We will endeavor to explain these observations by a few examples.

We love beauty, we do not adore it. The Greeks loved and idolized it. They had no gods but those which were beautiful. Pluto himself was beautiful, although he was the god of Hades. When the Greeks represented man, they had the same regard to his beauty: their painters and statuaries only represented men who were handsome. "Who wants to paint you," said an old epigram, "when nobody wants to see you?" They had a horror of taking portraits; that is, the likeness of every one who desired it. So far did they carry this aversion, that even the conquerors at the Olympic games, who had a right to a statue, did not obtain an iconic one, that is, a perfect likeness, until they had obtained three victories!

With this aversion for the ugly, they never represented the excess of passion: Extreme pain and extreme anger produce contortion, and contortion disfigures. Timanthes, in

his picture of the Sacrifice of Iphigenia, veiled the head of Agamemnon; not that he despaired, as they say, of being able to render a faithful expression of such grief, but because he could do so only by giving to the countenance of the hero an agitation which would have disfigured it. Sculpture has represented the children of Niobe, some already dead and others expiring; the former pierced by fatal darts in their flight, the latter in the act of supplication; Niobe herself protecting with her own body her last and youngest daughter, for whom she in vain implores the mercy of the gods, whom the arrow of Diana has stricken between her arms. But none of them have a disordered attitude or a violent gesture; their countenances, and we might almost say that their bodies* express supplication, suffering, terror, and even death, with remarkable truthfulness, and at the same time with an admirable dignity and consistency. Niobe herself, this mother who sees her children perish, is beautiful and majestic, because the statuary has seized the moment when, having still a daughter whom she entreats the gods to leave her, she has not yet reached the excess of grief; he has avoided the moment when Niobe, seated among the dead bodies of her fourteen children who have perished before her eyes, would have abandoned herself to despair. In fact, while there is still some hope in grief, the soul, and consequently the human countenance, preserve a kind of equilibrium and proportion; and it is this which constitutes the moral and material beauty which the Greek art wished to express.
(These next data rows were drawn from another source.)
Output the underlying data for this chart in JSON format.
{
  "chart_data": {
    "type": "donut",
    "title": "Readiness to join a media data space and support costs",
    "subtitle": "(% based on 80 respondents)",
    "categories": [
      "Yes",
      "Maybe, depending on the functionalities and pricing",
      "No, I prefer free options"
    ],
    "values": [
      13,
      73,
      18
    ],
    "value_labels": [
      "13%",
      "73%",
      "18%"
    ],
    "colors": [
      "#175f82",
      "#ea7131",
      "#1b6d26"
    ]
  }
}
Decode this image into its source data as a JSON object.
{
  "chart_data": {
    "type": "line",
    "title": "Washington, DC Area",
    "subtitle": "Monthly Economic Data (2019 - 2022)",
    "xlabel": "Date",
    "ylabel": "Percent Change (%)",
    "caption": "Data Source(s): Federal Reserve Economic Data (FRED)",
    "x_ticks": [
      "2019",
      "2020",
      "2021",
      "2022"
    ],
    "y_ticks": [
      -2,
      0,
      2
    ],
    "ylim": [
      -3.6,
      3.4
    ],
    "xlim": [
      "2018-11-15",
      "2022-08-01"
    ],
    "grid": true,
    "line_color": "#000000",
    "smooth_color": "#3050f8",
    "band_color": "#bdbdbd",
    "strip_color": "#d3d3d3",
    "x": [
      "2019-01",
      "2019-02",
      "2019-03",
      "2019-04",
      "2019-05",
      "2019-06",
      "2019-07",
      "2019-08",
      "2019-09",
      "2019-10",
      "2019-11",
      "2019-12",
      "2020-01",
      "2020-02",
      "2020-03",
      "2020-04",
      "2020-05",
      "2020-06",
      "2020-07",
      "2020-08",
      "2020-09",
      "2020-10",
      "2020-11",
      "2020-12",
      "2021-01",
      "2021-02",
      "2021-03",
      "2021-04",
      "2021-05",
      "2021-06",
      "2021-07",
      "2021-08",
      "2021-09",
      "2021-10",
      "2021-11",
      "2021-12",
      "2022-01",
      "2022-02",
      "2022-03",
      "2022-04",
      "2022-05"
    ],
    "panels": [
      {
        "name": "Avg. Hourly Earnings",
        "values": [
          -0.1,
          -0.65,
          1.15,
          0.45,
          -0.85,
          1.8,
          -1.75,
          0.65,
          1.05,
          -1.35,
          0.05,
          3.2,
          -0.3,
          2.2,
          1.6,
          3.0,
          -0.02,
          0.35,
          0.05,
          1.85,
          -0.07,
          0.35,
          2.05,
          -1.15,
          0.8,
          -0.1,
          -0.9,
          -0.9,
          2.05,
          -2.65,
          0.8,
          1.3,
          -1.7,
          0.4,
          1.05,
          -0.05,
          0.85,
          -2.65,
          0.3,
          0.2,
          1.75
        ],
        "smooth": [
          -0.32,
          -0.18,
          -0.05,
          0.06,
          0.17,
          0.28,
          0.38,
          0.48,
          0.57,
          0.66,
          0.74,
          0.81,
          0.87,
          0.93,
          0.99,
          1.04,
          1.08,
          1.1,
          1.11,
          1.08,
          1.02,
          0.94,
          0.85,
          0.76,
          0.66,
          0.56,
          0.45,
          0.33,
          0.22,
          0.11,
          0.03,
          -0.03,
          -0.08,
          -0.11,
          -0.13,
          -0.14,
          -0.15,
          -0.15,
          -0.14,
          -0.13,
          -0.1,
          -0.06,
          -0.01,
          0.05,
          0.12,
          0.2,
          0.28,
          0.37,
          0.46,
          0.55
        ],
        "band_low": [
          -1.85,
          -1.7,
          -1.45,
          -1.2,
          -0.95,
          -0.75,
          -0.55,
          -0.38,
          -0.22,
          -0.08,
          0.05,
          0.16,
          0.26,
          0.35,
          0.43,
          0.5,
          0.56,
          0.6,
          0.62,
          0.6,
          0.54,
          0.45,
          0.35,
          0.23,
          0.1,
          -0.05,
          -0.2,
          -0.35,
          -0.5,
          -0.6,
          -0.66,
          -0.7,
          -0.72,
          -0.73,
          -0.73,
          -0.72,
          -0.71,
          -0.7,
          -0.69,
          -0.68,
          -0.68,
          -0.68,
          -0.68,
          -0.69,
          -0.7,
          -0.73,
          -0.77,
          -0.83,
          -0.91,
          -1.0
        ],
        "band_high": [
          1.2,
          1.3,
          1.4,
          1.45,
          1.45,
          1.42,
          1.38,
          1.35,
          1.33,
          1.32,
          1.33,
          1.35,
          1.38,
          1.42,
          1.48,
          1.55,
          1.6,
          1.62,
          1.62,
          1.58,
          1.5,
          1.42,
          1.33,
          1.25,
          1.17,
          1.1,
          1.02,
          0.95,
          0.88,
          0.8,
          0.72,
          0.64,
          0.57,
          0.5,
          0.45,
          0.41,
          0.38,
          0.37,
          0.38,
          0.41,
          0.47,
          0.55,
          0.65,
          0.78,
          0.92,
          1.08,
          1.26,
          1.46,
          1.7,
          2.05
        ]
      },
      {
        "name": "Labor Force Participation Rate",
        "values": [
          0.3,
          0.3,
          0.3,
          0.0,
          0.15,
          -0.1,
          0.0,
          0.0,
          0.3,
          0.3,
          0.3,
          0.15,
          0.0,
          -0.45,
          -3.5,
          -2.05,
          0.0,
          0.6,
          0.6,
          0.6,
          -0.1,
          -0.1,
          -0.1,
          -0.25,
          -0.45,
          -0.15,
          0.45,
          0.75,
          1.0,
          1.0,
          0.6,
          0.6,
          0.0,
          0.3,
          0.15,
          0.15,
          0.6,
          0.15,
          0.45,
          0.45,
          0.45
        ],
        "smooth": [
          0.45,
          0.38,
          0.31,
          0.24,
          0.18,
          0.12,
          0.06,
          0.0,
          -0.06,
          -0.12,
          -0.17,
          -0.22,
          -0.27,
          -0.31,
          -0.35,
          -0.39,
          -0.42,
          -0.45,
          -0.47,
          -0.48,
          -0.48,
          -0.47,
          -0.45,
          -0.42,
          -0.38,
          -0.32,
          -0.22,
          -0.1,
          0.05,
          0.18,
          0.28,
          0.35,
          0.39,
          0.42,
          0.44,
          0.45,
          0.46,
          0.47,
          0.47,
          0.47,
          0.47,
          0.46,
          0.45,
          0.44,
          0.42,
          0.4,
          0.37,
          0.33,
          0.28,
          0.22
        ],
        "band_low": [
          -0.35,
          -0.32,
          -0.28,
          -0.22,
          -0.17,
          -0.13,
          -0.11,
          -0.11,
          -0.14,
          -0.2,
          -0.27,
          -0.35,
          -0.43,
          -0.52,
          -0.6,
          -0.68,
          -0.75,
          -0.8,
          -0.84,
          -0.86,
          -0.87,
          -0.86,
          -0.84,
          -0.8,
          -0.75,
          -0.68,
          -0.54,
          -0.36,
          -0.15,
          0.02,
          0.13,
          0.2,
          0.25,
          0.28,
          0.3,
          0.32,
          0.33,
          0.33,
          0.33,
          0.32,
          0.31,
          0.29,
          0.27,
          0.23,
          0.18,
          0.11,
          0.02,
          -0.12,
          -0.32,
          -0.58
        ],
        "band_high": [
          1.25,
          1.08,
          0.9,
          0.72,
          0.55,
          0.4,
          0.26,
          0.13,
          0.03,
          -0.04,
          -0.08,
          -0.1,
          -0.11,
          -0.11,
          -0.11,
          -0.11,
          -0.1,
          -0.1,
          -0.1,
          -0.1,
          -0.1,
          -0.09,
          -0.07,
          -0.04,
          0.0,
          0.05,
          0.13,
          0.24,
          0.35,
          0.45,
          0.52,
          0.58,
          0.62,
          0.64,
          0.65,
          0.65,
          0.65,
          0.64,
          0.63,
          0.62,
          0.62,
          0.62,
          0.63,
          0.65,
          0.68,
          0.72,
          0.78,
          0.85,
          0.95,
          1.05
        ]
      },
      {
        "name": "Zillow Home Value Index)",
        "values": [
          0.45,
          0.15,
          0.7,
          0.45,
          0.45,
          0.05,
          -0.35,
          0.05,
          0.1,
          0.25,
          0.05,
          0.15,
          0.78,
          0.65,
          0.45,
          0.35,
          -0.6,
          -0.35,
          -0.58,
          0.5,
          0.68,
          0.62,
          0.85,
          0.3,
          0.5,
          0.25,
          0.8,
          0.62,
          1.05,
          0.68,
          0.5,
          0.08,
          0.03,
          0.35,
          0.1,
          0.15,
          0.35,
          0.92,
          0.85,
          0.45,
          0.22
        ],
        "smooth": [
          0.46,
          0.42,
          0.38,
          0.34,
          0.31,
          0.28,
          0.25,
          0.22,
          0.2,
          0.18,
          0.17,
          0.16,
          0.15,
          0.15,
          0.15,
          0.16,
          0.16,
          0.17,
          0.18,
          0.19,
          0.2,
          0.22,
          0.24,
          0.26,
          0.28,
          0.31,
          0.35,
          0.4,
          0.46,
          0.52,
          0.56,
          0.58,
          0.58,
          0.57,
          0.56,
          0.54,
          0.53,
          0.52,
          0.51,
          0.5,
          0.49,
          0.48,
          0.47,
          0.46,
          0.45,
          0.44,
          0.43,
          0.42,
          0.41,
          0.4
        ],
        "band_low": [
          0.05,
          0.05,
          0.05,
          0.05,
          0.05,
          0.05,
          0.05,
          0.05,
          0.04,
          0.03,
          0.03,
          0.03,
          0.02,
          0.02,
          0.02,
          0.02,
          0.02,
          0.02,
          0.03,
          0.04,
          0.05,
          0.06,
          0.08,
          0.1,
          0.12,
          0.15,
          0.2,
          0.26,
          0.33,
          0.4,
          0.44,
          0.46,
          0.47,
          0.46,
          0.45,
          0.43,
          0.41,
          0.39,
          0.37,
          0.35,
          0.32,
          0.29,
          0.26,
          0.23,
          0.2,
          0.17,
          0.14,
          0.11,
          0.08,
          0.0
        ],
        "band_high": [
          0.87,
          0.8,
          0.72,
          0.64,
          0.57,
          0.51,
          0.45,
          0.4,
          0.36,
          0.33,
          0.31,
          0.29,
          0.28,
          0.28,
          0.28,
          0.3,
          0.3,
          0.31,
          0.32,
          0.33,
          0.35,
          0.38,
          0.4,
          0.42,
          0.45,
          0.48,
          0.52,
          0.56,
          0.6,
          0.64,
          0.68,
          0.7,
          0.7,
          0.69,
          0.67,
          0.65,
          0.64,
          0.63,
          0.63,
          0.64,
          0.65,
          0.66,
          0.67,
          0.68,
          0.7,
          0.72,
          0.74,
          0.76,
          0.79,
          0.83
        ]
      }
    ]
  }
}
And let us not believe that the antique poetry was more disposed than sculpture or painting to represent the passions in their moments of excess; she had the same scruples. Thus when Niobe had reached the last degree of anguish, poetry, instead of doing violence to art in representing the disorder of this distracted mother, changes her into a rock; she preferred to metamorphose man rather than to disfigure him. The antique imagination (for poetry was only the interpreter of the popular imagination) believed that when the passion was excessive, the man disappeared; a just and profound

* In Greek statuary, the expression, instead of being concentrated in the face, as in modern statuary, is spread over the whole body; and nudity is for Greek sculpture not a habit borrowed from the climate, (since the Greeks were clad), but a resource of art in order the better to express the ideas and sentiments of their subjects.